Joseph forced his eyes to the interior of the theatre: the dome and the classical paintings inside; the proscenium with its ornamented frieze and gilded pilasters; the pastoral scene on the drop curtain; the men in the orchestra lighting the candles on the music stands—but of course his thoughts remained on Tessa’s bare flesh.

Surely no other woman on Earth had such exquisite hollows above her collarbones.

He wondered how they might taste if he kissed them.

She was a nursing mother! Yet even this fact did not deter him. It only made him more curious.

Christ had proclaimed in the Gospel of Saint Matthew: “I say to you, that whosoever shall look on a woman to lust after her, hath already committed adultery in his heart.” Perhaps the rest of the audience could not see the sins being committed inside this box, but appearances were deceiving.

He and Tessa might as well be naked on the floor.

Joseph swallowed and recalled as a Penance: “This is Edward’s box?”

“Our captors are in Edward’s box,” Tessa corrected with a smile.

Then she sobered and lowered her voice. “I feel him between us, just the same.
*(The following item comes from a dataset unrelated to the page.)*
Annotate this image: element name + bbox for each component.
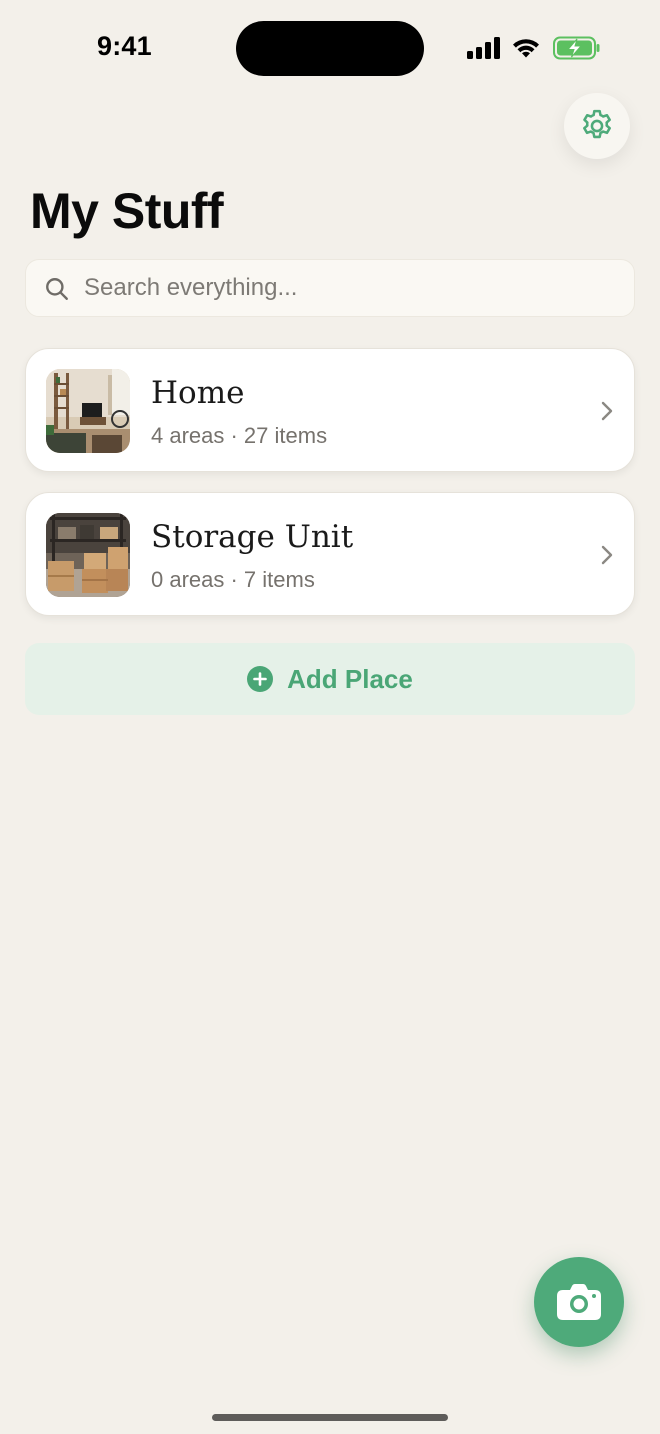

But he was happy to let me come with someone else. When Edward brings me to the theatre, he is usually asleep by the second act—or he goes out to the saloon and doesn’t return till the end. ”

“He leaves you here alone?”

“I don’t mind. I can lose myself in the story.

” She abided by their unspoken agreement; she pretended to watch the musicians tuning their instruments.

“Edward does love me, in his way. It’s only…

he doesn’t really see me. He—and his father—thought I was someone else, someone they could mold.

Heaven knows I have tried to please Edward, to be what he wants.

But when I defy him or disappoint him, even in the smallest way, he is puzzled, like a man who has bought a gosling and waits and waits for it to turn into a swan.

It cannot, no matter how hard it tries.”

But she was a swan. Didn’t Edward ever tell her that? She was a phoenix.